Essa versão do programa oferece algumas vantagens, como garantir a autenticidade da conta, trazer informações úteis sobre a empresa para os consumidores e informar a ela como seus clientes se comportam.
Em uma reunião recente com investidores, o Facebook divulgou que 3 milhões de pessoas usam o WhatsApp Business atualmente.
Também há um aplicativo piloto para grandes companhias. Ambas são testadas no Brasil, entre outros mercados.
São alternativas gratuitas, mas o diretor de operações do aplicativo, Matt Idema, disse ao jornal americano The Wall Street Journal que está nos planos “cobrar de empresas no futuro”.
Sistemas de pagamentos
O WhatsApp também testa um sistema de pagamentos na Índia, onde tem 200 milhões de usuários, que permite às pessoas enviar e receber dinheiro por meio do programa.
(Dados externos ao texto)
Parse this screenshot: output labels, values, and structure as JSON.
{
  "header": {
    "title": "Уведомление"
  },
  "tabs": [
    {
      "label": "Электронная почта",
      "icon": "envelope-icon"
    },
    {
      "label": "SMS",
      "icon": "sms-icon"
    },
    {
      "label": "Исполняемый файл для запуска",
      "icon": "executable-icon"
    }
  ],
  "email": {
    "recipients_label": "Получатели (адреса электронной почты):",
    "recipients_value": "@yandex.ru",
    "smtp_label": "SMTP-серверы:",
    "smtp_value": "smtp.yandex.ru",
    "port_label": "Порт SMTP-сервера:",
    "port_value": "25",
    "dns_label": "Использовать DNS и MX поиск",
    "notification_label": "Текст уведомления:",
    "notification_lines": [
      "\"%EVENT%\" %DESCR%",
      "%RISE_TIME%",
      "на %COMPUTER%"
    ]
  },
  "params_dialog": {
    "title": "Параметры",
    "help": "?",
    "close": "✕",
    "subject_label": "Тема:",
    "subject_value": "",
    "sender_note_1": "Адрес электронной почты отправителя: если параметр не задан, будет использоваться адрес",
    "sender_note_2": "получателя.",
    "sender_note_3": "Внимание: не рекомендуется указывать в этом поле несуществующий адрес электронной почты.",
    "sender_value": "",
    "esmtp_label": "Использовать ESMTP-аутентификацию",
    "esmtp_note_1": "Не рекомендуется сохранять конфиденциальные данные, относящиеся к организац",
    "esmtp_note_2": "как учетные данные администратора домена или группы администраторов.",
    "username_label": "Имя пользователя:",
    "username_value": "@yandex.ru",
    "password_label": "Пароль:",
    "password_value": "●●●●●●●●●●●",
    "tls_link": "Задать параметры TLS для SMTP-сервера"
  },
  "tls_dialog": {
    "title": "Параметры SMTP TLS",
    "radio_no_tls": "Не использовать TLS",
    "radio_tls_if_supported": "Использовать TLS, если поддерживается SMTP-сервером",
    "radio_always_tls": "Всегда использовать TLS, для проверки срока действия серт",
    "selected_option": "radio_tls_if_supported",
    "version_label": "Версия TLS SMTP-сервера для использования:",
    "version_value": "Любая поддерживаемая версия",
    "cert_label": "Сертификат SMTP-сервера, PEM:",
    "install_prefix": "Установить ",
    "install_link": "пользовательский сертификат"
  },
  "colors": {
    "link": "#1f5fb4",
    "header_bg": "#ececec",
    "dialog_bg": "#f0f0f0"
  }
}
O aplicativo de mensagens WeChat já oferece esse serviço na China. E o indiano Paytm é um concorrente no mercado onde a novidade está sendo testada.
“Se algo der certo na Índia, vai dar certo em qualquer mercado, mas, se fizer um estrago, terá sido em um país só”, diz Taffner.
“Os acionistas têm sido pacientes, porque sabem que é um negócio com um potencial grande e que, com tantos usuários, na hora em que tiver cobranças ou anúncios, terá um retorno muito alto.”
Uma estimativa feita pela consultoria Trefis Team, publicada pela revista Forbes em novembro, estima que o WhatsApp pode vir a ter uma receita de US$ 5,2 bilhões a US$ 15,6 bilhões se adotar as estratégias usadas por outros aplicativos de mensagens.
Concorrentes como Line e WeChat faturam a partir de um mix de publicidade, jogos, serviços de pagamentos e compras feitas por meio do programa.
Isso iria contra os valores da empresa, mas eles podem estar ficando no passado, junto com seus fundadores, avalia Guissoni: “Não vai ter outra alternativa, vão ter que abrir mão de alguma coisa”.